273 ) A 58 year old man with history of chronic smoking and coronary artery disease is seen in your office for a second opinion regarding smoking cessation. He suffered an acute myocardial infarction two years ago and has had percutaneous coronary intervention with stent placement. He has not had any coronary events in the past 2 years. He denies any chest pain. He was recently placed on Nicotine patches for treatment of tobacco use by his primary care physician.
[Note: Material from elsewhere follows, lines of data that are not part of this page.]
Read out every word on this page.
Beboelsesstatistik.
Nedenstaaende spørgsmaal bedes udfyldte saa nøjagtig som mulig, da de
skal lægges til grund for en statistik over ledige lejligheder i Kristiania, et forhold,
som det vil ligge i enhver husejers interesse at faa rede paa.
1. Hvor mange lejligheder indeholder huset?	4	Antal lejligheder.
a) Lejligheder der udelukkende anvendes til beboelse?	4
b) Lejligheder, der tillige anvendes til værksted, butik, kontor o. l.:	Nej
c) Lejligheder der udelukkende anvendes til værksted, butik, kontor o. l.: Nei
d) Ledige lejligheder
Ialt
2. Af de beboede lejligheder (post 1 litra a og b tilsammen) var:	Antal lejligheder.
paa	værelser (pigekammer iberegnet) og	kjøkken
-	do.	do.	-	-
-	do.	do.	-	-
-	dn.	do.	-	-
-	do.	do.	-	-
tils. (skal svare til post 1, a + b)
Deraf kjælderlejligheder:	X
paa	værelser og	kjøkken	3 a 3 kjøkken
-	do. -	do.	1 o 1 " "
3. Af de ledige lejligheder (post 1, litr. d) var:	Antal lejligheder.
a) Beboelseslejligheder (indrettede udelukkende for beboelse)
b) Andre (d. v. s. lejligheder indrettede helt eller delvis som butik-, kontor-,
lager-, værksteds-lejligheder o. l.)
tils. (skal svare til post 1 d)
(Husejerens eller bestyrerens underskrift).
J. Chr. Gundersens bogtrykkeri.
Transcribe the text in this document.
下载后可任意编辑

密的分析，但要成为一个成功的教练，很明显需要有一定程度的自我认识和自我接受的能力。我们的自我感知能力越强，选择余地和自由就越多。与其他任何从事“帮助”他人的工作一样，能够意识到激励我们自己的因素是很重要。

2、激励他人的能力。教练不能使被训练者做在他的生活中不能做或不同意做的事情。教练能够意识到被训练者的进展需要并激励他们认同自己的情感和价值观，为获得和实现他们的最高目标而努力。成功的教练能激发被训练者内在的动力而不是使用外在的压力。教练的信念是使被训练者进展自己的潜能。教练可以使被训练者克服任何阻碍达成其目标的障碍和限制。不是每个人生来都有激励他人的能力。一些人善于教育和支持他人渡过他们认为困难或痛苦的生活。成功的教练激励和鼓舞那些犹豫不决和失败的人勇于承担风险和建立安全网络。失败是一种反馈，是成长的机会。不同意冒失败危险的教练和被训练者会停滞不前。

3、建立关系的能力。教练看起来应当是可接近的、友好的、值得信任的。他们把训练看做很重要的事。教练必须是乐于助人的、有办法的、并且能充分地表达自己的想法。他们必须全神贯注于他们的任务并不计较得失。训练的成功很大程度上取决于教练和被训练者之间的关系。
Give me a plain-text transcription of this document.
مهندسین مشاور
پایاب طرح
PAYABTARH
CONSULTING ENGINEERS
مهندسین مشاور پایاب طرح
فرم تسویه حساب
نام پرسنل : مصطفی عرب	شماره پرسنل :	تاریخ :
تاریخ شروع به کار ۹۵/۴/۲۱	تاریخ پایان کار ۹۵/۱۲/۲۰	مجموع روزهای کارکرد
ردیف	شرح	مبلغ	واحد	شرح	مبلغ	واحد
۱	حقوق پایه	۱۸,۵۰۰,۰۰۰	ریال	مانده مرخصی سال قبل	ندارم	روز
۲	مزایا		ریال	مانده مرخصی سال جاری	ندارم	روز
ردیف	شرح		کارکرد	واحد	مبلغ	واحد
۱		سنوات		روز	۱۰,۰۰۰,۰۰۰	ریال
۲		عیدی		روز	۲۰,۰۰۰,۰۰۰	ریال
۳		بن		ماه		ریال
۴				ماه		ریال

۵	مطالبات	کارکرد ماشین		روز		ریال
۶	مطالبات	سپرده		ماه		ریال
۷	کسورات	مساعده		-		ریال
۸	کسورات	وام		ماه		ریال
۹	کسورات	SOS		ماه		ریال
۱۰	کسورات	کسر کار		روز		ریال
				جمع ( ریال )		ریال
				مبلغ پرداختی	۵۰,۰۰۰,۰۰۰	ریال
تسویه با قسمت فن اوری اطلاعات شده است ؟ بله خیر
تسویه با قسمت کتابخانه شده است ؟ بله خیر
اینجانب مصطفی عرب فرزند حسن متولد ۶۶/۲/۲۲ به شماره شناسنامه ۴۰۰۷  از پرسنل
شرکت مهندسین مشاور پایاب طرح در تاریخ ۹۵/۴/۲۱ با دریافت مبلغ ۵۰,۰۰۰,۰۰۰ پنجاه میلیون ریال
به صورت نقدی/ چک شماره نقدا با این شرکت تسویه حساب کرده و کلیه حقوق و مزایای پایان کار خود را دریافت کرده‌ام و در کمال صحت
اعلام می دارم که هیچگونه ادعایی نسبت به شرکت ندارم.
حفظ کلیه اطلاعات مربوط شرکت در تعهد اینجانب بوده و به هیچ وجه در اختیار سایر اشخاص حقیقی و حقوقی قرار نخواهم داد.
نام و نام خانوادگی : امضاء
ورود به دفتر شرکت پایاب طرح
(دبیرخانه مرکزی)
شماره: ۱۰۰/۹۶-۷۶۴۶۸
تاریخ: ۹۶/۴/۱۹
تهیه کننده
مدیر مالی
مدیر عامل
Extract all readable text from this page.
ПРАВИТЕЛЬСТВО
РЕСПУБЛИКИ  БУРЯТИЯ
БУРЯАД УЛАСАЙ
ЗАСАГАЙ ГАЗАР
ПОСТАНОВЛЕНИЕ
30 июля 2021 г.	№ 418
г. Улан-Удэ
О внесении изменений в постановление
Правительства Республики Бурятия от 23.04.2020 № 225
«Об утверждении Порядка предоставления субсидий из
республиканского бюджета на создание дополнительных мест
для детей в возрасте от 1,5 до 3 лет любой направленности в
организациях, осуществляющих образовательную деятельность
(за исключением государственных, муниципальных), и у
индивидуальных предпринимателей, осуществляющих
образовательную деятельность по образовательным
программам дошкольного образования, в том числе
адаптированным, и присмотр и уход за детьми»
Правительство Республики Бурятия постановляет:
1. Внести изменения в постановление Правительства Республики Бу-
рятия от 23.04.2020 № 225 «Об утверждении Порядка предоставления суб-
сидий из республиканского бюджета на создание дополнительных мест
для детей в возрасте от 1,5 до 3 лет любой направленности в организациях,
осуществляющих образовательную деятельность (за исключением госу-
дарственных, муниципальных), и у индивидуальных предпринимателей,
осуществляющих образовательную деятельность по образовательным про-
The patient is concerned that the nicotine may increase his risk of having a coronary event and requests you for a second opinion regarding nicotine patch therapy. Physical examination is unremarkable. Which of the following is the most appropriate response?

A) Nicotine replacement  is contraindicated in patients with cardiovascular diseases

B) Periodic counselling alone is very effective for smoking cessation.

C) Nicotine patch is not an independent risk factor for acute myocardial infarction

D) Your doctor knows what is best for you and you should follow his recommendations.

E) Varenicline is completely safe smoking cessation strategy in patients with cardiovascular disease.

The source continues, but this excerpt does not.